Fiorentina, alla fine Pizarro resta: “Volevo andare via perché amareggiato dal finale di stagione”

Pizarro rimane alla Fiorentina, la sua “sbandata” di maggio è rientrata: il cileno ieri ha spiegato che voleva andare via perché frustrato dal finale di stagione.

L’ultima stagione è stata per la Fiorentina quella della svolta: bel calcio e ambiente carico, giocatori di talento e un allenatore sulla cresta dell’onda, indubbiamente uno dei perni del sistema di gioco dei viola è stato David Pizarro, arrivato al Franchi dodici mesi fa e subito diventato un idolo della Fiesole. Per questo quando a maggio ha annunciato senza giri di parole che avrebbe voluto cambiare aria i tifosi sono rimasti sbigottiti: perché il cileno non voleva rispettare il contratto in scadenza nel 2014 dopo tanto affetto ricevuto e soprattutto dopo la fiducia incondizionata accordatagli da Montella? Una domanda a cui non è scaturita alcuna risposta, la società non si è fasciata la testa e ha fatto passare un bel po’ acqua sotto i ponti per riprendere il discorso a bocce ferme.

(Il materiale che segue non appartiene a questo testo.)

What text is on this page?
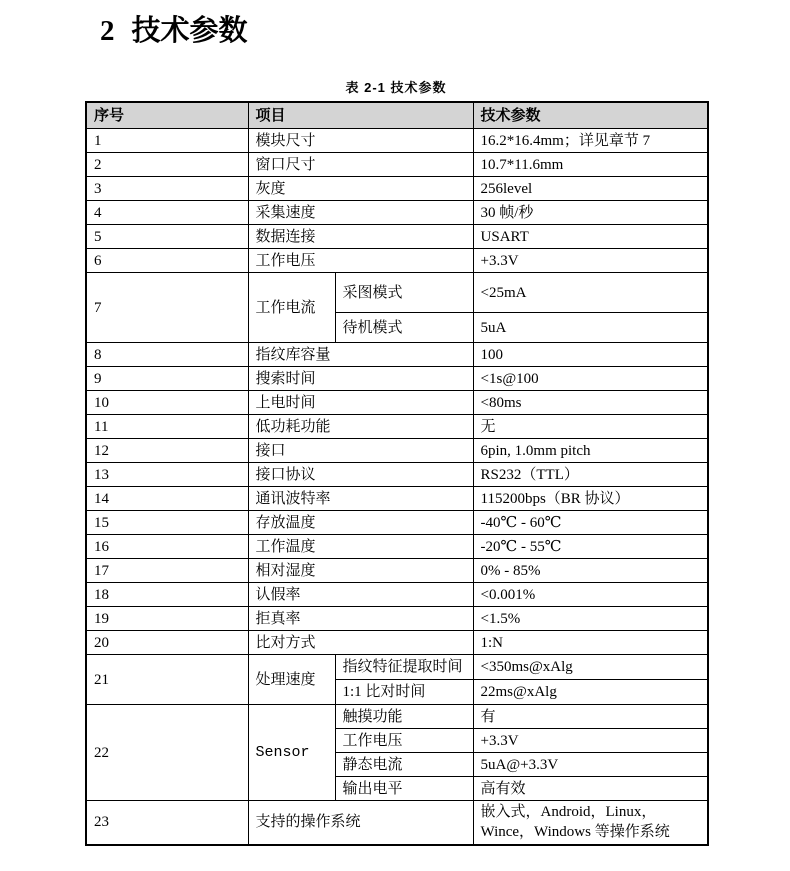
2 技术参数
表 2-1 技术参数
序号	项目		技术参数
1	模块尺寸		16.2*16.4mm；详见章节 7
2	窗口尺寸		10.7*11.6mm
3	灰度		256level
4	采集速度		30 帧/秒
5	数据连接		USART
6	工作电压		+3.3V
7	工作电流	采图模式	<25mA
		待机模式	5uA
8	指纹库容量		100
9	搜索时间		<1s@100
10	上电时间		<80ms
11	低功耗功能		无
12	接口		6pin, 1.0mm pitch
13	接口协议		RS232（TTL）
14	通讯波特率		115200bps（BR 协议）
15	存放温度		-40℃ - 60℃
16	工作温度		-20℃ - 55℃
17	相对湿度		0% - 85%
18	认假率		<0.001%
19	拒真率		<1.5%
20	比对方式		1:N
21	处理速度	指纹特征提取时间	<350ms@xAlg
		1:1 比对时间	22ms@xAlg
22	Sensor	触摸功能	有
		工作电压	+3.3V
		静态电流	5uA@+3.3V
		输出电平	高有效
23	支持的操作系统		嵌入式，Android，Linux，Wince，Windows 等操作系统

Con l’avvicinarsi del ritiro di Moena la questione non si è potuta più procrastinare: l’agente Santisteban si è incontrato con Pradé e insieme hanno fatto il punto della situazione. Chiarezza di intenti e pochi giri di parole, alla fine la cosa si è risolta con una fumata bianca, Pizarro rimane un altro anno a Firenze. Come mai dunque i mal di pancia di maggio? Finalmente il mediano ha fatto luce sulla sua sbandata; in Trentino coi suoi compagni ieri c’è stata una vera e propria festa con tanto di palco, dichiarazioni e tifosi in visibilio. Arrivato il turno di Pizarro inevitabile la curiosità di tutti, così l’ex romanista ha dichiarato:

“Ho avuto un momento di sbandamento a fine stagione, per come era finita, ma Firenze e la Fiorentina sono sempre stati nei miei pensieri. C’ero rimasto molto male per com’è finito il campionato. Mi dispiace per com’è andata. Non vado via. Quest’anno ce la giocheremo se non succede qualcosa di strano”.

La frustrazione per il terzo posto scappato via di mano appannaggio del Milan (per i più favoriti da tanti troppi aiuti arbitrali) avevano messo nella sua testa il tarlo dell’addio definitivo all’Italia; poi i chiarimenti, l’ottimo mercato di Macia e Pradé e così il divorzio è stato evitato.